Private companies get to be selective about the numbers they share with the public — on the ad-tech side, you usually end up with vague announcements about percentage growth, run rates and so on. OpenX, however, is releasing numbers that are a little more concrete.
Specifically, it says it saw $140 million in net revenue (basically, revenue after ad payments have been distributed to publishers) in 2015, up 40 percent year-over-year. The company isn’t disclosing the size of its profits, but it does say that it’s profitable, and that its profits have tripled over the past two years.
“As our core business continues to scale profitably, we are using our strong financial and market position to invest aggressively in innovative high-growth areas like video and new buying models; in the next generation of our No. 1 ranked quality control platform for ad quality and traffic quality; in customer development and service for all our clients globally and most fundamentally, in our people,” said CEO Tim Cadogan in a statement.
Founded in 2008, OpenX offers programmatic ad tools for online publishers.

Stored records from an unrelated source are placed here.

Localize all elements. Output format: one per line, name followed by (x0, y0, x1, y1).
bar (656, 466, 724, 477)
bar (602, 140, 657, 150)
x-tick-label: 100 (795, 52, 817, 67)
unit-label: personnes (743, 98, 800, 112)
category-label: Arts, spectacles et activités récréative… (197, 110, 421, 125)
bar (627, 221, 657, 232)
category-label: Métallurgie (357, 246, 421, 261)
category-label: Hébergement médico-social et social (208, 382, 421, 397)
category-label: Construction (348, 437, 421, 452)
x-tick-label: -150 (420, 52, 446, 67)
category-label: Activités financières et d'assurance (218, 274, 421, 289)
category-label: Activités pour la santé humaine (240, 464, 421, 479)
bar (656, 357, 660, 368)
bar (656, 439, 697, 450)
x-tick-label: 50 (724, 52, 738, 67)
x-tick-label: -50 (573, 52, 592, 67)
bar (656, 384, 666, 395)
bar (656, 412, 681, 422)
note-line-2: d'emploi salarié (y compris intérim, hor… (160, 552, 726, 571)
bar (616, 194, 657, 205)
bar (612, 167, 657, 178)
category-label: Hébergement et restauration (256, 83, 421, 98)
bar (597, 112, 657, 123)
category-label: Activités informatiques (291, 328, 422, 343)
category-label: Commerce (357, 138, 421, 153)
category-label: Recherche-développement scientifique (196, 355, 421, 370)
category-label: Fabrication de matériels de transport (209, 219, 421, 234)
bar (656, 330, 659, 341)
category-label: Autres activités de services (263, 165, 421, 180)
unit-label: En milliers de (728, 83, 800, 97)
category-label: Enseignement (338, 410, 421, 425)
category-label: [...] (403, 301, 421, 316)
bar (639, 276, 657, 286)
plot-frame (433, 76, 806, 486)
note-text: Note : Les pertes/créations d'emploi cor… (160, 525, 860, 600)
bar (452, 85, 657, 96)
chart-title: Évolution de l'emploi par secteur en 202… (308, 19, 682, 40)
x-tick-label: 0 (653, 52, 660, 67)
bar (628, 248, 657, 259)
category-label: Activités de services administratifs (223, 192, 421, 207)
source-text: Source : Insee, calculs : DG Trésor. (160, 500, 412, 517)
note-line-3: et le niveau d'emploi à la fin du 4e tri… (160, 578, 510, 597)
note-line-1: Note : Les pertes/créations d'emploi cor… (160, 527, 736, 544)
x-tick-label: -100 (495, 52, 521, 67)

Its investors include Accel Partners, Index Ventures and AOL Ventures. (AOL owns TechCrunch.)
When the company hired CFO Tom Fuelling two years ago, I asked Cadogan whether he was planning to go public — he said he didn’t want to “put the cart in front the horse,” but he also acknowledged that companies like OpenX usually look to the public markets eventually. (Update: According to his LinkedIn profile, Fuelling departed OpenX last month.) Recently, however, those markets haven’t been terribly enthusiastic about ad-tech stocks.